Pemerintah pusat saat ini tengah menjalin komunikasi intensif dengan pemerintah daerah guna mencari jalan keluar terbaik, khususnya terkait nasib para pekerja yang terdampak.

Menteri Perdagangan (Mendag) Budi Santoso menjelaskan, kewenangan mutlak mengenai regulasi pendirian serta operasional toko swalayan atau minimarket berada di tangan pemerintah daerah (pemda) setempat.

“Di Lombok itu kan sebenarnya gini ya, apa namanya, pendirian minimarket di daerah itu kan diserahkan ke pemerintah daerah. Jadi kalau mendirikan minimarket itu harus ada, harus diserahkan dengan RTRW, Rencana Tata Ruang Wilayah Daerah. Nah saya lihat, itu pemerintah daerah mungkin sedang melakukan apa ya, penataan kembali mungkin ya,” ujarnya saat ditemui di Balai Kartini, Jakarta, Senin (25/5/2026).

Menurut Budi, setiap kebijakan penataan ulang harus mengacu pada dokumen tata ruang yang berlaku di wilayah tersebut.
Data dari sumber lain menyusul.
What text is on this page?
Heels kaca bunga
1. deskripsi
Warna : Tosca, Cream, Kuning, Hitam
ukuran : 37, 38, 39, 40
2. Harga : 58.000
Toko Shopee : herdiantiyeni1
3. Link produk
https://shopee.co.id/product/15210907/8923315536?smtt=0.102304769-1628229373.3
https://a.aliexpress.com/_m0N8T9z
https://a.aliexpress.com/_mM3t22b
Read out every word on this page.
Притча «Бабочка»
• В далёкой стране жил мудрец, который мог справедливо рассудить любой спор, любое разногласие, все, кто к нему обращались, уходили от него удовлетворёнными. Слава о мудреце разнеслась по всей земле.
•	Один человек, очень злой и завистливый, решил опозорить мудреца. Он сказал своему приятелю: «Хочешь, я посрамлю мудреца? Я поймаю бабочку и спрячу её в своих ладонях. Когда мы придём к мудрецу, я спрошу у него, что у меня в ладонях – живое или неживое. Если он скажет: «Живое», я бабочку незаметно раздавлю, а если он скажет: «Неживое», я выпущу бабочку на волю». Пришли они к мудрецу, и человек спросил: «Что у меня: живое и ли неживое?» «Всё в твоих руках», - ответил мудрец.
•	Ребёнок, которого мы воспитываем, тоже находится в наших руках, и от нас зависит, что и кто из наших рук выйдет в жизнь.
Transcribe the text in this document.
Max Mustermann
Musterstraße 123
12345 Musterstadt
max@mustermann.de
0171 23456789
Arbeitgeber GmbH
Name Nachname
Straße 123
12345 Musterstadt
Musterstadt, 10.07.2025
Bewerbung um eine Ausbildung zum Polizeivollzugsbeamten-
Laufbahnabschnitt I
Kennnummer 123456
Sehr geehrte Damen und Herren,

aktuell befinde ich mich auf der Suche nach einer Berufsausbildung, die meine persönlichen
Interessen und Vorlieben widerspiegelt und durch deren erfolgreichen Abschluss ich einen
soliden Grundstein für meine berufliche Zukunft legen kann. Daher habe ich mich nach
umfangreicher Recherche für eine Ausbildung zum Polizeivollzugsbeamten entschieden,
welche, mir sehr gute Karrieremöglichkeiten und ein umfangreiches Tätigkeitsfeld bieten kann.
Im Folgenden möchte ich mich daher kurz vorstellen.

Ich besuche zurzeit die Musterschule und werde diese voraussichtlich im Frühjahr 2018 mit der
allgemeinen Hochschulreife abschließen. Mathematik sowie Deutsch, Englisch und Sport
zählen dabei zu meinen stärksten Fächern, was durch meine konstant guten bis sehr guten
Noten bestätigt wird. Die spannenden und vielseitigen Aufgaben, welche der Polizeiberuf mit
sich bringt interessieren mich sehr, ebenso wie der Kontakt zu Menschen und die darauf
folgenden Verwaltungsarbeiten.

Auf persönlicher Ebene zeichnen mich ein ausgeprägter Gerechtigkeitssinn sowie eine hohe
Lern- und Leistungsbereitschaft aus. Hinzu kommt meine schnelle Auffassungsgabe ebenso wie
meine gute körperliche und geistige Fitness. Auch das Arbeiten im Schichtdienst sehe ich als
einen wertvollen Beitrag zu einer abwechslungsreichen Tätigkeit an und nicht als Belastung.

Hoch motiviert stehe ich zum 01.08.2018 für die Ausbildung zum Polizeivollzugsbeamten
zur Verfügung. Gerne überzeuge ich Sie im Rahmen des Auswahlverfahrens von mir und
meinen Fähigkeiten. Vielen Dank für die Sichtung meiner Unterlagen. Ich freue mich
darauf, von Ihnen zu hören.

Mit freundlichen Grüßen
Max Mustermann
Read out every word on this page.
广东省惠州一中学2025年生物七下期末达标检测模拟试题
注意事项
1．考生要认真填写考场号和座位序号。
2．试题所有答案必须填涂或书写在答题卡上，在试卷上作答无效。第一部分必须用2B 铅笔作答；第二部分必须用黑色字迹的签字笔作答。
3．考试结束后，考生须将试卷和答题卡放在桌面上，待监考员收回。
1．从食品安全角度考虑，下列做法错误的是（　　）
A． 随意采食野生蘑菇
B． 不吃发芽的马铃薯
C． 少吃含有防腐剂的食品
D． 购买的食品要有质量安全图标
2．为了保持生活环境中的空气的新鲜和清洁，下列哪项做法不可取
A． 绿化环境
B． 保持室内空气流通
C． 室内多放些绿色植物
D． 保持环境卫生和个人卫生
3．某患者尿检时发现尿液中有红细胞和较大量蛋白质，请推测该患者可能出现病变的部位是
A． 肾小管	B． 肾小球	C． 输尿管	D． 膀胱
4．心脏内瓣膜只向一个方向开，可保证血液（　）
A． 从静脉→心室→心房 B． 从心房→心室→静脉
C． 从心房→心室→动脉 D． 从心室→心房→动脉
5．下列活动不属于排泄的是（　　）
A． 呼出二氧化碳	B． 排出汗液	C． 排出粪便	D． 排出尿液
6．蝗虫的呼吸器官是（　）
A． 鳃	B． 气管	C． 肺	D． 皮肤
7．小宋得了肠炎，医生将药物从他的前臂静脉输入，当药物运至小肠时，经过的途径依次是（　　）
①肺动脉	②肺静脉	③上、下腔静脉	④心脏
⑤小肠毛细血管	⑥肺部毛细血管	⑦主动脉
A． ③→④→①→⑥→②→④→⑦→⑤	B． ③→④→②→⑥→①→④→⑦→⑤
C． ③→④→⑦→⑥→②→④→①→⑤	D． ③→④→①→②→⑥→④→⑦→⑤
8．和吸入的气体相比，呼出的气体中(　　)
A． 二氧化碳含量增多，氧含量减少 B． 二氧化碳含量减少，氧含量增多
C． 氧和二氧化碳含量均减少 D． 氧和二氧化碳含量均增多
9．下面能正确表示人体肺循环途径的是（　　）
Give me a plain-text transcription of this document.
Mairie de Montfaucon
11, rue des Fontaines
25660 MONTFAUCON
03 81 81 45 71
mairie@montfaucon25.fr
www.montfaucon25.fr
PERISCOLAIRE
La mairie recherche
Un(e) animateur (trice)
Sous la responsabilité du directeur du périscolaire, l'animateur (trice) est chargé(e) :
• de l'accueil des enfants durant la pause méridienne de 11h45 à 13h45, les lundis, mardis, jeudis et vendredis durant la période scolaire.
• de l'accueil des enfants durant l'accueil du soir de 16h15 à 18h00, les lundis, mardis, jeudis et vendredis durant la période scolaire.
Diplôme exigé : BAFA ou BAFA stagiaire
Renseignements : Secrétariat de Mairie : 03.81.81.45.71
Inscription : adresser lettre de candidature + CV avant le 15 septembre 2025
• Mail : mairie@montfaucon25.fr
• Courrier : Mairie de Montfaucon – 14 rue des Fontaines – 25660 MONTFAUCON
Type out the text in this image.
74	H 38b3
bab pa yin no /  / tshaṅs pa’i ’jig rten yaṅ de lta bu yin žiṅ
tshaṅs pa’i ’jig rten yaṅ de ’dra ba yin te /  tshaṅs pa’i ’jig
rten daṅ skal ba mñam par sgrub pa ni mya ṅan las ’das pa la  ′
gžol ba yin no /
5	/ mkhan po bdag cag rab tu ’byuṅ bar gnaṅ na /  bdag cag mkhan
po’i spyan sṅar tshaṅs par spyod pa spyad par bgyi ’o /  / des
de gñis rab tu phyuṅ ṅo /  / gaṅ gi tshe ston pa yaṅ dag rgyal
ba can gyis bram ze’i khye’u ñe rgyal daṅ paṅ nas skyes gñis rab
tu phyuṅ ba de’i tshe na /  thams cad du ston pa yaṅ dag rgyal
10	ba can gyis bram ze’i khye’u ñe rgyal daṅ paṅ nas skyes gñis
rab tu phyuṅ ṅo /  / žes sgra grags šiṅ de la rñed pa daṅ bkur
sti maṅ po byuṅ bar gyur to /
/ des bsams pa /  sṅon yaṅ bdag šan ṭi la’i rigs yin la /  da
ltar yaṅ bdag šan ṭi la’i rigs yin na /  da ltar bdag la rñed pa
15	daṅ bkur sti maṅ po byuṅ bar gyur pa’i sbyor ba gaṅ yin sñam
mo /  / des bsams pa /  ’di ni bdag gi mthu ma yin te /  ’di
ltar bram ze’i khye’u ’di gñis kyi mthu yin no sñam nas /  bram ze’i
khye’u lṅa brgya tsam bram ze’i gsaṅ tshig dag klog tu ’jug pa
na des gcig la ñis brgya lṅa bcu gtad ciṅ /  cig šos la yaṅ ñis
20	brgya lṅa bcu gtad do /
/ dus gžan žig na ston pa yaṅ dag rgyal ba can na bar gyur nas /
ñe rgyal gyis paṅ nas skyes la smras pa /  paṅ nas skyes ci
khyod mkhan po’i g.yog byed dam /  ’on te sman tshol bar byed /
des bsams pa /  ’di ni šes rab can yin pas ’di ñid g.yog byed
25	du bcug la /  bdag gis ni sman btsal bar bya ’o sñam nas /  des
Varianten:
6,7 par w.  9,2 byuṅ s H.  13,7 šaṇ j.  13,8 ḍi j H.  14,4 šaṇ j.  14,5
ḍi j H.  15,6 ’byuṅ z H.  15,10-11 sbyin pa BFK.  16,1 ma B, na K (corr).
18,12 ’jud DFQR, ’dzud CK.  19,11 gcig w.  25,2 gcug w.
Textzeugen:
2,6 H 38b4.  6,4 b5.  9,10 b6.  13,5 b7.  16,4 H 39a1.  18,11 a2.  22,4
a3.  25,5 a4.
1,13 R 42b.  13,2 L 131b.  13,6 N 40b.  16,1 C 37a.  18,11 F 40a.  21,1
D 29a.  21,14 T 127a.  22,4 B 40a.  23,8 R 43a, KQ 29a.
“Jadi tadi kami sudah koordinasi juga dengan teman-teman, jadi tidak ada isu lain, isunya hanya kaitannya dengan perizinan saja,” ujar Budi.

Merespons gelombang pemutusan hubungan kerja (PHK) yang membayangi para staf gerai, Mendag menyatakan bahwa kementeriannya tidak tinggal diam.

Kemendag tengah mengkaji berbagai opsi solusi bersama pemda setempat, mulai dari opsi relokasi tempat usaha hingga penyesuaian teknis operasional agar gerai ritel dapat tetap berjalan tanpa melanggar hukum fiskal dan spasial daerah.

“Ya ini makanya kita komunikasikan, kita komunikasikan dengan pemerintah daerah, sebenarnya apakah kemudian nanti solusinya dengan pericinan itu harus dipindah atau bagaimana kita komunikasikan. Apakah kemudian dia bisa misalnya tetap berdiri ya dengan menyesuaikan rencana tata ruang di daerah masing-masing misalnya begitu,” kata Budi.

Saat ditanya mengenai kemungkinan adanya revisi atau perubahan pada Peraturan Daerah (Perda) yang mengatur zonasi ritel modern tersebut, Mendag menegaskan bahwa pemerintah pusat menghormati asas otonomi daerah.

Menurut Budi, Kemendag tidak akan melakukan intervensi sepihak dan memilih untuk memetakan akar masalahnya terlebih dahulu.

“Masing-masing daerah, kan tergantung dari masing-masing daerah, jadi Perda ya terserah masing-masing daerah saja,” kata Budi.

Dia juga menambahkan, langkah Pemda dalam menertibkan perizinan ini harus dilihat dari perspektif yang positif demi menjaga keseimbangan ekosistem tata kota dan perlindungan pasar tradisional.

“Kita lihat dulu permasalahannya di mananya, jadi kalau misalnya pemerintah daerah mau menata ulang, saya pikir semuanya punya tujuannya baik ya, karena semua kan tadi saya sampaikan, masing-masing daerah itu punya tata ruang, tata wilayah, gitu ya,” ujar Mendag.

Sebagai informasi, isu penutupan puluhan gerai Alfamart di wilayah Kabupaten Lombok Tengah belakangan ini mendadak ramai menjadi sorotan tajam publik. Kasus ini mencuat ke permukaan setelah puluhan karyawan yang terkena dampak pemutusan hubungan kerja (PHK) massal menggelar aksi unjuk rasa untuk menuntut keadilan.

Kondisi penutupan gerai secara mendadak yang diikuti aksi demonstrasi ini sempat memicu bola liar dan memunculkan beragam spekulasi negatif di ruang jagat maya atau media sosial terkait stabilitas iklim usaha dan alasan asli di balik tumbangnya toko ritel modern tersebut di Lombok.